Page MenuHomePhabricator

[Metrics Platform] Create Metrics Platform Schema
Open, In Progress, HighPublic

Description

We will need to create a schema fragment in the secondary repository to contain the fields that are decided on as part of T275420. This fragment can live alongside the other fragments and does not need to belong to the analytics common fragment.

Event Timeline

jlinehan triaged this task as Medium priority.
jlinehan moved this task from Inbox to Doing on the Better Use Of Data board.

Change 676392 had a related patch set uploaded (by Jason Linehan; author: Jason Linehan):

[schemas/event/secondary@master] [WIP] Metrics Platform context attribute schema fragment

https://gerrit.wikimedia.org/r/676392

The code in the patch defines a session_id identifier. As of today we are not using such an identifier on webrequest traffic data, only on some events.
Not using a user_id or session_id in webrequest and therefore pageviews, as the latter derives from the former, has been discussed and agreed upon a while back when there has been a demand to add this field to the the webrequest dataset (I can't recall the exact period, but it was at least 3 years from now).
Back to events: with the very large use-case of the new event-type, I have the feeling that we will move away from webrequest being the source of traffic data for metrics. While I think this move is great, I also would like the shift in privacy setting to be thoroughly acknowledged and broadly discussed.

I second @JAllemandou!

One related question: Are all fields specified in the schema going to be collected by default?
I recall that the collected fields would be specified in the extension's configuration? Is that correct?
Will they be enabled in groups (i.e. add all user fields), or individually?
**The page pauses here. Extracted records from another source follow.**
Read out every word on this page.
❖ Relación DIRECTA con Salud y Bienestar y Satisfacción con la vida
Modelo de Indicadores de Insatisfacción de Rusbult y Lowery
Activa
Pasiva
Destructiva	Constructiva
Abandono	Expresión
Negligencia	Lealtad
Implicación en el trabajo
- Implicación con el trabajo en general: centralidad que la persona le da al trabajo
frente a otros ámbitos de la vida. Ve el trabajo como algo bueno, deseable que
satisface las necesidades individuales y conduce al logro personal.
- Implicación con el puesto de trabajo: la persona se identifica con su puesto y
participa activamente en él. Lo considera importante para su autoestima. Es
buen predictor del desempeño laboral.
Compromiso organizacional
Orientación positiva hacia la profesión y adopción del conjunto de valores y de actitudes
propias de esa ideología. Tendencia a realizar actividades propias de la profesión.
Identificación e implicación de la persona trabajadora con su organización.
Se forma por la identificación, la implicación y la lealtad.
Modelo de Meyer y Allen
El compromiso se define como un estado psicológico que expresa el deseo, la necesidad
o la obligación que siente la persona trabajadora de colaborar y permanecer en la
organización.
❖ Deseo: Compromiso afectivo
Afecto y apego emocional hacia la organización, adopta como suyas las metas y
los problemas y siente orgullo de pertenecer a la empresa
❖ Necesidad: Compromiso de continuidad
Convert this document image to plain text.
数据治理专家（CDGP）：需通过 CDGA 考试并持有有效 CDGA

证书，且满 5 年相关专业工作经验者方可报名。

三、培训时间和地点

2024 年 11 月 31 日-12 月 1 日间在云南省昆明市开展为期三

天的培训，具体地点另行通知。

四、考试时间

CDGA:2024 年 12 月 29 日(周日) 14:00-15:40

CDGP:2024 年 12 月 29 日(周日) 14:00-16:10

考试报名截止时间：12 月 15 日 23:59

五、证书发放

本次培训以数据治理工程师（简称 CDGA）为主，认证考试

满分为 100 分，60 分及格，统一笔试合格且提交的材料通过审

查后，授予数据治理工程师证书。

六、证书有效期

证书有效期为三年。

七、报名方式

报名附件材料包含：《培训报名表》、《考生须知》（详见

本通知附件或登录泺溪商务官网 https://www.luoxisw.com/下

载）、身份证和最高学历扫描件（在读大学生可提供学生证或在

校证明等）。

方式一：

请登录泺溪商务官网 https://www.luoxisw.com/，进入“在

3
I mention this, because the schema contains a lot of privacy-sensitive fields:
pageview_id, session_id, and app_install_id, page.id, page.title, page.wikidata_id, page.revision_id, user.id, user.name, user.groups, user.edit_count, user.registration_dt.
I would argue in favor of not collecting any of those by default, even if we can delete them later, following the privacy-by-design principle.

I second @JAllemandou!

One related question: Are all fields specified in the schema going to be collected by default?
I recall that the collected fields would be specified in the extension's configuration? Is that correct?
Will they be enabled in groups (i.e. add all user fields), or individually?

I mention this, because the schema contains a lot of privacy-sensitive fields:
pageview_id, session_id, and app_install_id, page.id, page.title, page.wikidata_id, page.revision_id, user.id, user.name, user.groups, user.edit_count, user.registration_dt.
I would argue in favor of not collecting any of those by default, even if we can delete them later, following the privacy-by-design principle.

Yes the system has been very deliberately set up to support a privacy-by-design process. None of these fields are collected by default. The purpose of defining them is so we can likewise define in advance the code that provides their values, and have a set menu of options that we have studied and understand from a privacy perspective, allowing a more rigorous approach using one of the many concepts of "privacy budget" out there.

I agree with both of you it is a *great* idea to set up a privacy-focused discussion, I'll make sure we do that and bother both of you to take part!!

jlinehan renamed this task from [Metrics Platform] Create schema fragment for standard fields to [Metrics Platform] Create Metrics Platform Schema.Aug 11 2021, 2:57 PM
jlinehan raised the priority of this task from Medium to High.Wed, Oct 6, 2:01 PM
jlinehan moved this task from Blocked to Work in Progress on the Metrics-Platform board.
DAbad changed the task status from Open to In Progress.Wed, Oct 6, 2:02 PM

For Jason to take a look and make sure the schema matches what is in the code Michael wrote. Then we can close this ticket.